MoreLikelihood

From Sean_Carver
Revision as of 17:24, 2 February 2009 by Carver (talk | contribs) (Probability Density with randn)
Jump to: navigation, search

Review

  • Random number generators (rand and randn) produced differently distributed pseudo-random numbers.
  • Setting the random seed allows you to reproduce the same random numbers.
  • Remember the help and type and lookfor commands.
  • Statistics: mean, median, mode, std, min, max. These MATLAB commands are functions of data, but they have theoretical counterparts which depend upon the PMF or PDF.
  • For discrete random variables: Probability Mass Function which is the function of the possible values of random variable equal to the fraction of throws that land on the value.
  • For continuous random variables: Probability Density Function which is the function of the possible values of the random variable equal to the fraction of throws that land in a bin divided by width of bin, or actually the limit of this fraction as the bin width (bin containing the value) converges to 0.
  • Not review but extension: The axiomatic theory of probability always has in mind a set of outcomes of the experiment at hand.
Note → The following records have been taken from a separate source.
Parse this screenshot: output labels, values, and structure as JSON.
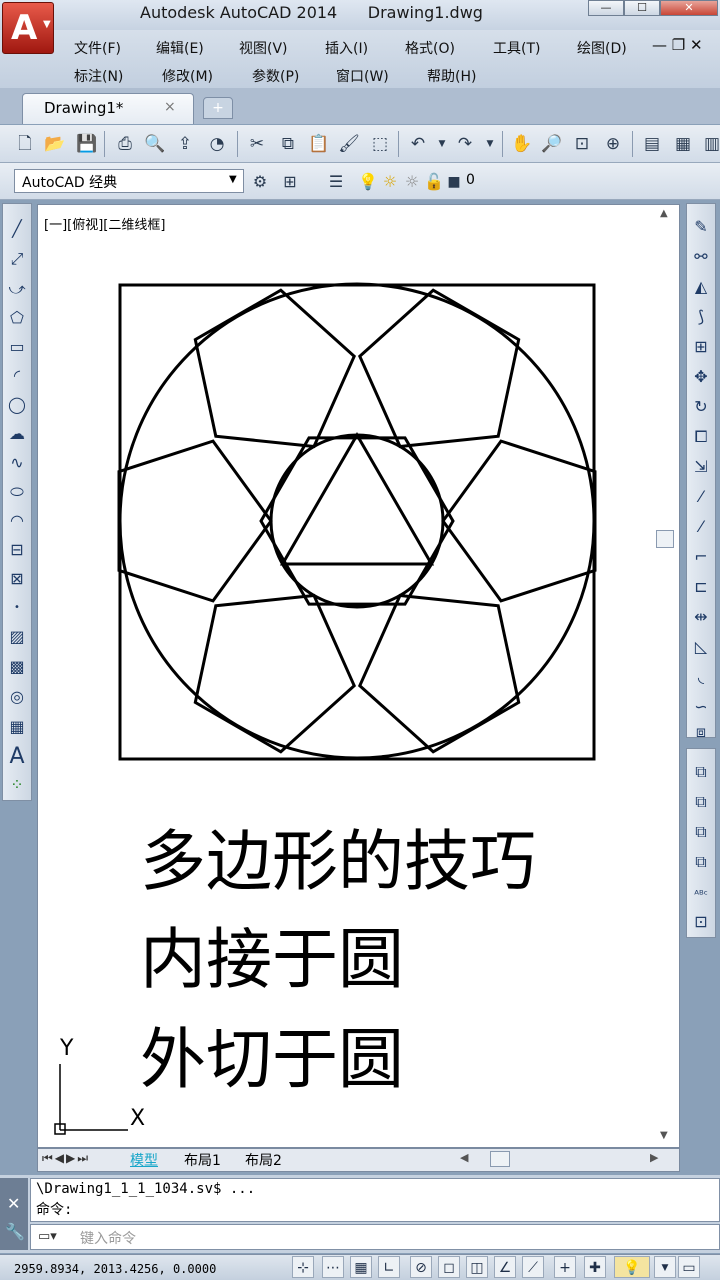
{
  "window": {
    "title": "Autodesk AutoCAD 2014      Drawing1.dwg",
    "app_logo": "A",
    "min_label": "—",
    "max_label": "☐",
    "close_label": "✕"
  },
  "menus": {
    "row1": [
      "文件(F)",
      "编辑(E)",
      "视图(V)",
      "插入(I)",
      "格式(O)",
      "工具(T)",
      "绘图(D)"
    ],
    "row2": [
      "标注(N)",
      "修改(M)",
      "参数(P)",
      "窗口(W)",
      "帮助(H)"
    ],
    "doc_controls": "— ❐ ✕"
  },
  "tabs": {
    "doc_tab": "Drawing1*",
    "close": "×",
    "new": "+"
  },
  "toolbar": {
    "workspace": "AutoCAD 经典",
    "layer": "0",
    "icons": [
      "new-icon",
      "open-icon",
      "save-icon",
      "print-icon",
      "preview-icon",
      "publish-icon",
      "render-icon",
      "cut-icon",
      "copy-icon",
      "paste-icon",
      "match-icon",
      "block-icon",
      "undo-icon",
      "redo-icon",
      "pan-icon",
      "zoom-icon",
      "zoom-window-icon",
      "zoom-prev-icon",
      "properties-icon",
      "design-center-icon",
      "tool-palette-icon"
    ]
  },
  "canvas": {
    "viewport_label": "[一][俯视][二维线框]",
    "text_lines": [
      "多边形的技巧",
      "内接于圆",
      "外切于圆"
    ],
    "ucs_x": "X",
    "ucs_y": "Y",
    "stroke_color": "#000000"
  },
  "layout_tabs": [
    "模型",
    "布局1",
    "布局2"
  ],
  "command": {
    "history1": "\\Drawing1_1_1_1034.sv$ ...",
    "history2": "命令:",
    "placeholder": "键入命令"
  },
  "status": {
    "coords": "2959.8934, 2013.4256, 0.0000"
  },
  "colors": {
    "accent": "#c62b1c",
    "active_layout_tab": "#18a6c9"
  }
}
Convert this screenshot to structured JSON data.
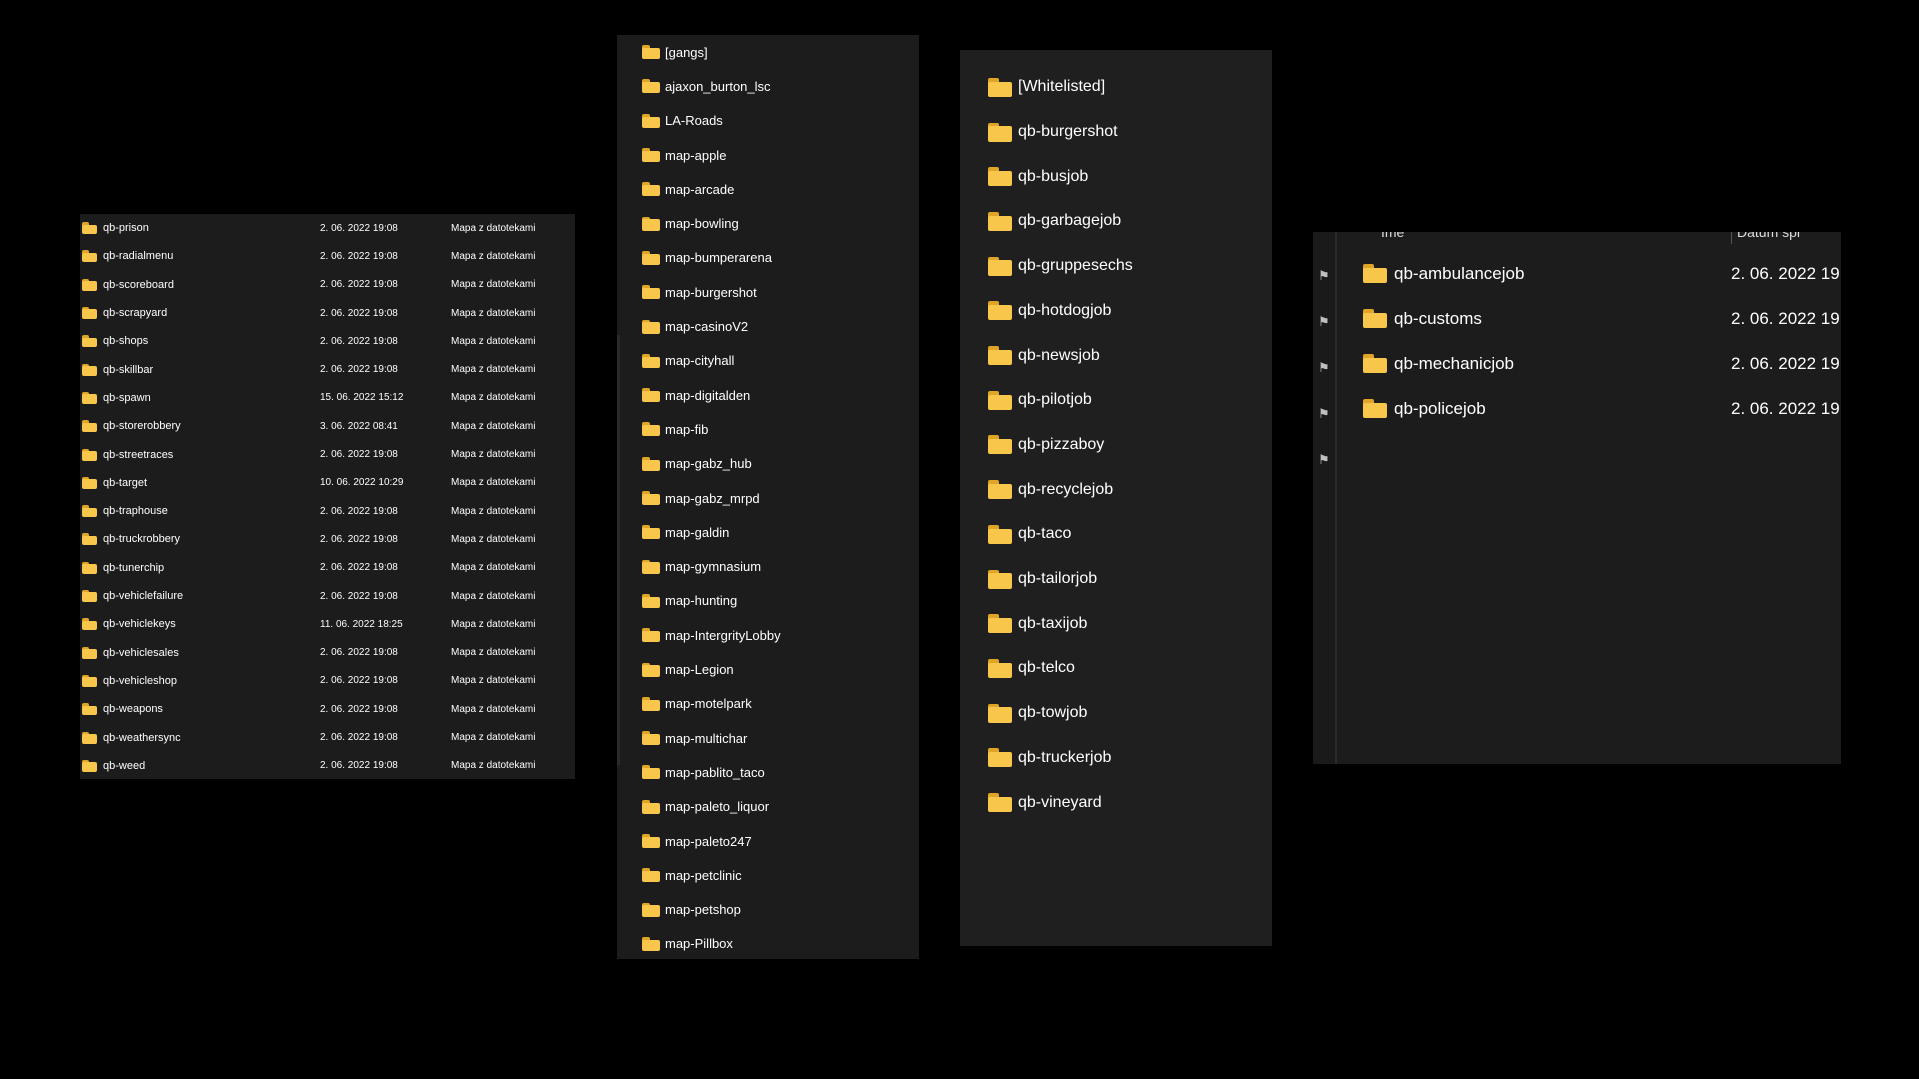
{
  "panel1": {
    "type_label": "Mapa z datotekami",
    "items": [
      {
        "name": "qb-prison",
        "date": "2. 06. 2022 19:08"
      },
      {
        "name": "qb-radialmenu",
        "date": "2. 06. 2022 19:08"
      },
      {
        "name": "qb-scoreboard",
        "date": "2. 06. 2022 19:08"
      },
      {
        "name": "qb-scrapyard",
        "date": "2. 06. 2022 19:08"
      },
      {
        "name": "qb-shops",
        "date": "2. 06. 2022 19:08"
      },
      {
        "name": "qb-skillbar",
        "date": "2. 06. 2022 19:08"
      },
      {
        "name": "qb-spawn",
        "date": "15. 06. 2022 15:12"
      },
      {
        "name": "qb-storerobbery",
        "date": "3. 06. 2022 08:41"
      },
      {
        "name": "qb-streetraces",
        "date": "2. 06. 2022 19:08"
      },
      {
        "name": "qb-target",
        "date": "10. 06. 2022 10:29"
      },
      {
        "name": "qb-traphouse",
        "date": "2. 06. 2022 19:08"
      },
      {
        "name": "qb-truckrobbery",
        "date": "2. 06. 2022 19:08"
      },
      {
        "name": "qb-tunerchip",
        "date": "2. 06. 2022 19:08"
      },
      {
        "name": "qb-vehiclefailure",
        "date": "2. 06. 2022 19:08"
      },
      {
        "name": "qb-vehiclekeys",
        "date": "11. 06. 2022 18:25"
      },
      {
        "name": "qb-vehiclesales",
        "date": "2. 06. 2022 19:08"
      },
      {
        "name": "qb-vehicleshop",
        "date": "2. 06. 2022 19:08"
      },
      {
        "name": "qb-weapons",
        "date": "2. 06. 2022 19:08"
      },
      {
        "name": "qb-weathersync",
        "date": "2. 06. 2022 19:08"
      },
      {
        "name": "qb-weed",
        "date": "2. 06. 2022 19:08"
      }
    ]
  },
  "panel2": {
    "items": [
      "[gangs]",
      "ajaxon_burton_lsc",
      "LA-Roads",
      "map-apple",
      "map-arcade",
      "map-bowling",
      "map-bumperarena",
      "map-burgershot",
      "map-casinoV2",
      "map-cityhall",
      "map-digitalden",
      "map-fib",
      "map-gabz_hub",
      "map-gabz_mrpd",
      "map-galdin",
      "map-gymnasium",
      "map-hunting",
      "map-IntergrityLobby",
      "map-Legion",
      "map-motelpark",
      "map-multichar",
      "map-pablito_taco",
      "map-paleto_liquor",
      "map-paleto247",
      "map-petclinic",
      "map-petshop",
      "map-Pillbox"
    ]
  },
  "panel3": {
    "items": [
      "[Whitelisted]",
      "qb-burgershot",
      "qb-busjob",
      "qb-garbagejob",
      "qb-gruppesechs",
      "qb-hotdogjob",
      "qb-newsjob",
      "qb-pilotjob",
      "qb-pizzaboy",
      "qb-recyclejob",
      "qb-taco",
      "qb-tailorjob",
      "qb-taxijob",
      "qb-telco",
      "qb-towjob",
      "qb-truckerjob",
      "qb-vineyard"
    ]
  },
  "panel4": {
    "header_name": "Ime",
    "header_date": "Datum spr",
    "items": [
      {
        "name": "qb-ambulancejob",
        "date": "2. 06. 2022 19"
      },
      {
        "name": "qb-customs",
        "date": "2. 06. 2022 19"
      },
      {
        "name": "qb-mechanicjob",
        "date": "2. 06. 2022 19"
      },
      {
        "name": "qb-policejob",
        "date": "2. 06. 2022 19"
      }
    ]
  },
  "icons": {
    "folder": "folder-icon",
    "pin": "pin-icon"
  },
  "colors": {
    "background": "#000000",
    "panel": "#1c1c1c",
    "folder": "#f8c64a"
  }
}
A random variable is a "real valued" function of the possible outcomes of the experiment. The possible values of the random variable might be the same as the possible outcomes, or there might be more outcomes. Example: Say the experiment is to throw a dart at a dartboard and the random variable is the number of points awarded. The values of the random variable are the integers between 0 and 100. The possible outcomes of the experiment could be the number of points awarded or it could be the (Cartesian or polar) coordinates of the dart on the board. In the latter case, infinitely many outcomes yeild the same value of the random variable.
  • Following up the last 3 points, the PMF and PDF are always functions mapping all real numbers to probabilites (between 1 and 0) or probability densities (between 0 and infinity).
  • Functions of random variables lead to new random variables. This allows more possibilities than rand and randn. Also note that these functions of rand and randn can depend on other quantities (parameters).
  • Sometimes it is the case that you observe something random (a person's performance throwing darts) and you want a statistical model. You specify a PDF (for the height of the dart's landing point) but (since you are just guessing) you leave some parameters free. You have an assumed probability density (of the dart's height) that depends upon the dart's height and parameters. If you fix the parameters, you get a PDF, a function of just the dart's coordinates (the possible outcomes and/or values of the random variable). The integral of this function over its entire range must be 1. If you fix the cooridinates, you get a likelihood function, a function of the parameters. But is not a PDF: the parameters are not random they are just unknown. The integral of this function over the entire range need not be 1.
  • This likelihood function (for only one data point/dart throw) is not very useful. It becomes more useful when we consider many data points. Let's start with two.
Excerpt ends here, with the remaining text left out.